Si dès la naissance le bébé différencie au niveau perceptif et sensoriel ce qui relève de la stimulation qui lui est propre et ce qui relève d’une stimulation provenant de l’extérieur, la conscience de soi n'est pas encore acquise.
Pour arriver à la conscience de soi, l'enfant va passer par différentes phases : le sentiment de permanence du moi (conscience qu’il est permanent à la fois dans le temps et l’espace), la reconnaissance visuelle du moi, la reconnaissance verbale du moi et l'affirmation de soi.
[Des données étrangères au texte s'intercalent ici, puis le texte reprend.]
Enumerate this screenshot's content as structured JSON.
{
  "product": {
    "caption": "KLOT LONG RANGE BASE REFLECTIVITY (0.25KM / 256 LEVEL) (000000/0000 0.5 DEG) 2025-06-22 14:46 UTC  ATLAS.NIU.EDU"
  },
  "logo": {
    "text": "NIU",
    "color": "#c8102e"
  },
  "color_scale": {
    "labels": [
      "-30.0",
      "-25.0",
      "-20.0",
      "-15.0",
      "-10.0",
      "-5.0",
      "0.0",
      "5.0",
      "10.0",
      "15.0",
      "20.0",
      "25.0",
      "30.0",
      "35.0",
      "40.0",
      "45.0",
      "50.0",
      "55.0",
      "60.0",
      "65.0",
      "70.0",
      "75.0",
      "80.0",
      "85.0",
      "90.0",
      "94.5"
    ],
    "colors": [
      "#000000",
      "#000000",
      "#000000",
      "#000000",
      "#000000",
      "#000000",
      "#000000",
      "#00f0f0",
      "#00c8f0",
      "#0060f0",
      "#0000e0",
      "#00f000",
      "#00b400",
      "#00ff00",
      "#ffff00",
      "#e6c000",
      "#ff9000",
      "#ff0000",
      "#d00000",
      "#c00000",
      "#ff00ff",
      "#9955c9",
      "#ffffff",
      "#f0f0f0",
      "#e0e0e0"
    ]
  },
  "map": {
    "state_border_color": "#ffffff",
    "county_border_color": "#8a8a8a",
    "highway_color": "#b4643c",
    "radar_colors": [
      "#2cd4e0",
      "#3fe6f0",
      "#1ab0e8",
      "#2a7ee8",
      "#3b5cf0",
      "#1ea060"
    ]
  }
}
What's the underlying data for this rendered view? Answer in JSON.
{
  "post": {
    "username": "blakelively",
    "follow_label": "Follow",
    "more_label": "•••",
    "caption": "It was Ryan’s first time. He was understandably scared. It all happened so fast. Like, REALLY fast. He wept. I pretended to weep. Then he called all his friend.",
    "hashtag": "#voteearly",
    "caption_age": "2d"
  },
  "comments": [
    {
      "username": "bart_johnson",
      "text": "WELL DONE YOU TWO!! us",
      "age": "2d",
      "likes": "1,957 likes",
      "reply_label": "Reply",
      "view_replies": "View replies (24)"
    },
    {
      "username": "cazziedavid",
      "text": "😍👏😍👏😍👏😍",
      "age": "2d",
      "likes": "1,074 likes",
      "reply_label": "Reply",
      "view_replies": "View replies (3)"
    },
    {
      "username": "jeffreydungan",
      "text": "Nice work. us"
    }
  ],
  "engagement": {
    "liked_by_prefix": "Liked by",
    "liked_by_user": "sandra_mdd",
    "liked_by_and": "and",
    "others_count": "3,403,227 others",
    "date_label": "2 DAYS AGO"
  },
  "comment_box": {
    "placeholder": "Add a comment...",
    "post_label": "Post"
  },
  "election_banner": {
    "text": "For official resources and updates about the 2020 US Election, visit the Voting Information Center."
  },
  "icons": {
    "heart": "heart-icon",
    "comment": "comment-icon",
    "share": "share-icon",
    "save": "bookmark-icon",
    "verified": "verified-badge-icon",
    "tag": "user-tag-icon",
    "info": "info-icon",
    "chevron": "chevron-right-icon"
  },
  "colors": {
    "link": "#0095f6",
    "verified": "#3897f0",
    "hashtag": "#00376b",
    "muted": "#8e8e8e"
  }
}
Parmi ces phases, la dernière est souvent plus difficile à vivre que les autres.
C'est autour des 2 ans que l'enfant va comprendre qu'il est un être à part entière et qu'il peut être autonome sur certains points (se déplacer par exemple). Ainsi, il va aussi découvrir qu'il peut avoir des envies qui lui sont propres. C'est pourquoi il est en mesure de défendre certaines envies et aussi certaines limites par l'opposition. C'est ce qui va pouvoir l'aider dans le processus de différenciation et de début de construction identitaire.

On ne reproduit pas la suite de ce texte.